Z czasem muzyk zaczął dawać więcej pokazów, a na tych dołączał do niego sam Joe Perry. Dało to nadzieję fanom i fankom Aerosmith na to, że formacja jednak zdecyduje się wrócić na scenę i godnie z nimi pożegnać. Te pobudzone zostały jeszcze bardziej występem Tylera na pożegnalnym koncercie Ozzy'ego Osbourne'a i Black Sabbath, tribute występem dla "Księcia Ciemności", w którym poza artystą udział wzięli Perry i YUNGBLUD, aż w końcu dopełniła to wszystko premiera EP-ki, nagranej przez zespół z młodszym kolegą po fachu.
Joe Perry po raz kolejny daje szanse na pożegnalne występy Aerosmith!

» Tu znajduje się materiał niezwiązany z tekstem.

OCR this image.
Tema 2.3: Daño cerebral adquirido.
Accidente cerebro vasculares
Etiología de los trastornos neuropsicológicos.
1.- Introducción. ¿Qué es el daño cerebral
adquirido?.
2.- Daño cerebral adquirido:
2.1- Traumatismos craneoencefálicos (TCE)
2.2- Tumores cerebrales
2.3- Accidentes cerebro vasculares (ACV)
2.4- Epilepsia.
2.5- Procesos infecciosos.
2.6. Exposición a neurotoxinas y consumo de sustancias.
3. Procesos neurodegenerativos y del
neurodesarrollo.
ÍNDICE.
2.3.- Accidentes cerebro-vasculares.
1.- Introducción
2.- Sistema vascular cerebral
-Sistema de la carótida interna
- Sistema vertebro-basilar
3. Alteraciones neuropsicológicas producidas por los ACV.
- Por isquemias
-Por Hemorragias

Już w lipcu, szybko po "Back to the Beginning", Joe Perry w rozmowie z Eddiem Trunkiem zdradził, że jest całkowicie przekonany, że historia Aerosmith nie może się tak skończyć i w planach jest zorganizowanie przynajmniej jednego, dużego koncertu pożegnalnego, przeszkodą jest tu tylko próba zgrania ze sobą kalendarzy wszystkich mających być w to zaangażowanych.
Tym razem to w wywiadzie dla "Guitar World" gitarzysta ponownie wrócił do tematu. Perry został zapytany nie tylko o szansę na pokaz - lub pokazy - Aerosmith, ale także o występy u boku YUNGBLUDA w ramach promocji ich wspólnego wydawnictwa. Co ciekawe, muzyk zdradził, że na tacy są różne pomysły i trwają pewne rozmowy. Uściślił, że w grę na pewno wchodzi ten jeden, pożegnalny koncert Aerosmith, który, co istotne, połączony byłby z premierą dokumentu o historii zespołu. Joe zaznaczył, że ponownie, problemem są tu różne zobowiązania zawodowe każdego z muzyków. Co istotne, w wywiadzie Perry zaznaczał, że ani on, ani Steven Tyler nie postrzegają się jako osoby, będące na emeryturze i obaj wciąż mają w sobie sporo mocy.